At Beebe Healthcare, there is a Nursing Mothers Lounge, near the Sunshine Cafe at the Medical Center in Lewes. This room is available for employees and visitors alike to breastfeed or pump for their children.
According to UNICEF, "there are approximately 830 million women workers in the world. Many of them return to work soon after delivering babies, and they need supportive national polices and legislation – such as paid maternity leave and breastfeeding breaks – to enable them to continue breastfeeding. There are also millions more women working in the informal, seasonal or part-time economy who face even greater barriers to breastfeeding. They need strong family and community support to manage the demands of work and breastfeeding their babies."
During Breastfeeding Awareness Month, we are featuring Brittany Adkins Hazzard, who gave birth to twin girls at Beebe Healthcare’s Medical Center in Lewes in October 2014. Her twins are growing up and Brittany is back at work, but she continues to breastfeed to provide the best start for her babies.
Beebe Healthcare is dedicated to breastfeeding from the start. This is evidenced through the designation as a Baby-Friendly Hospital. Beebe Healthcare is the first organization in Delaware to earn this international designation, launched as part of the Baby-Friendly Hospital Initiative (BFHI) in 1991 by the World Health Organization and the United Nations Children’s Fund (UNICEF).
Baby-Friendly™:10 steps hospitals must meet:
STEP 1: Have a written breastfeeding policy that is routinely communicated to all healthcare staff.
STEP 2: Train all healthcare staff in the skills necessary to implement this policy.

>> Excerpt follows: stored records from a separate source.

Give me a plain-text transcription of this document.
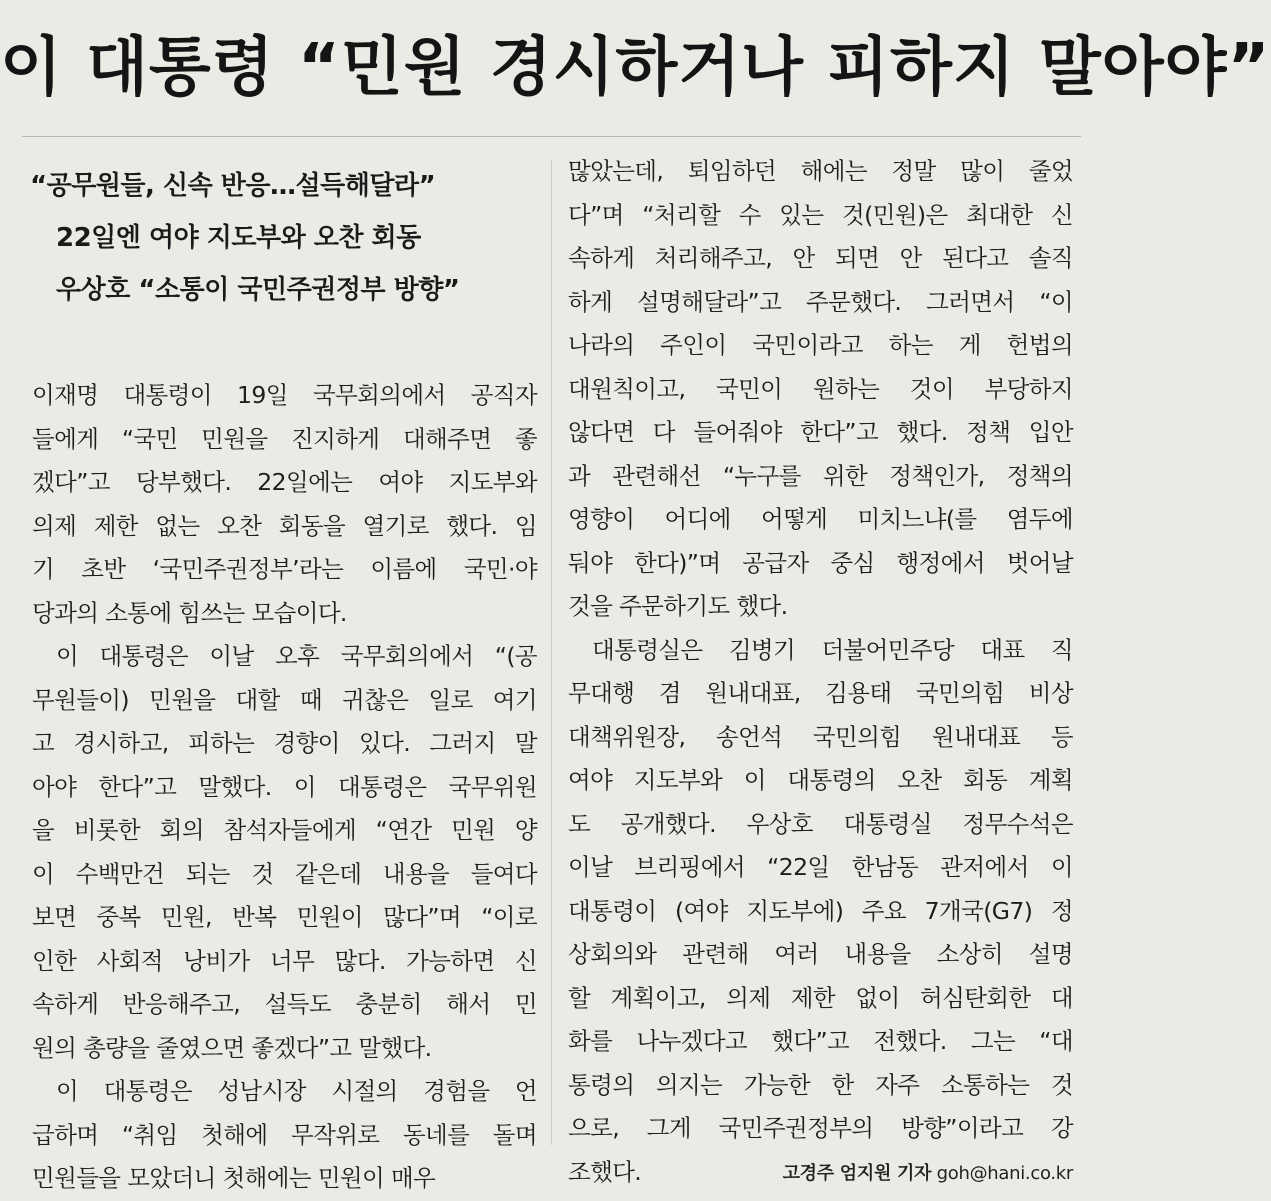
이 대통령 “민원 경시하거나 피하지 말아야”
“공무원들, 신속 반응…설득해달라”
22일엔 여야 지도부와 오찬 회동
우상호 “소통이 국민주권정부 방향”
이재명 대통령이 19일 국무회의에서 공직자
들에게 “국민 민원을 진지하게 대해주면 좋
겠다”고 당부했다. 22일에는 여야 지도부와
의제 제한 없는 오찬 회동을 열기로 했다. 임
기 초반 ‘국민주권정부’라는 이름에 국민·야
당과의 소통에 힘쓰는 모습이다.
이 대통령은 이날 오후 국무회의에서 “(공
무원들이) 민원을 대할 때 귀찮은 일로 여기
고 경시하고, 피하는 경향이 있다. 그러지 말
아야 한다”고 말했다. 이 대통령은 국무위원
을 비롯한 회의 참석자들에게 “연간 민원 양
이 수백만건 되는 것 같은데 내용을 들여다
보면 중복 민원, 반복 민원이 많다”며 “이로
인한 사회적 낭비가 너무 많다. 가능하면 신
속하게 반응해주고, 설득도 충분히 해서 민
원의 총량을 줄였으면 좋겠다”고 말했다.
이 대통령은 성남시장 시절의 경험을 언
급하며 “취임 첫해에 무작위로 동네를 돌며
민원들을 모았더니 첫해에는 민원이 매우
많았는데, 퇴임하던 해에는 정말 많이 줄었
다”며 “처리할 수 있는 것(민원)은 최대한 신
속하게 처리해주고, 안 되면 안 된다고 솔직
하게 설명해달라”고 주문했다. 그러면서 “이
나라의 주인이 국민이라고 하는 게 헌법의
대원칙이고, 국민이 원하는 것이 부당하지
않다면 다 들어줘야 한다”고 했다. 정책 입안
과 관련해선 “누구를 위한 정책인가, 정책의
영향이 어디에 어떻게 미치느냐(를 염두에
둬야 한다)”며 공급자 중심 행정에서 벗어날
것을 주문하기도 했다.
대통령실은 김병기 더불어민주당 대표 직
무대행 겸 원내대표, 김용태 국민의힘 비상
대책위원장, 송언석 국민의힘 원내대표 등
여야 지도부와 이 대통령의 오찬 회동 계획
도 공개했다. 우상호 대통령실 정무수석은
이날 브리핑에서 “22일 한남동 관저에서 이
대통령이 (여야 지도부에) 주요 7개국(G7) 정
상회의와 관련해 여러 내용을 소상히 설명
할 계획이고, 의제 제한 없이 허심탄회한 대
화를 나누겠다고 했다”고 전했다. 그는 “대
통령의 의지는 가능한 한 자주 소통하는 것
으로, 그게 국민주권정부의 방향”이라고 강
조했다.	고경주 엄지원 기자 goh@hani.co.kr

STEP 3: Inform all pregnant women about the benefits and management of breastfeeding.
STEP 4: Help mothers initiate breastfeeding within one hour of birth.
STEP 5: Show mothers how to breastfeed and how to maintain lactation even if they are separated from their infants.
STEP 6: Give infants no food or drink other than breast milk unless medically indicated.
STEP 7: Practice rooming-in to allow mothers and infants to remain together twenty-four hours a day.
STEP 8: Encourage breastfeeding on demand.
STEP 9: Give no pacifiers or artificial nipples to breastfeeding infants.
STEP 10: Foster the establishment of breastfeeding support groups and refer mothers to them on discharge from the hospital or birth center.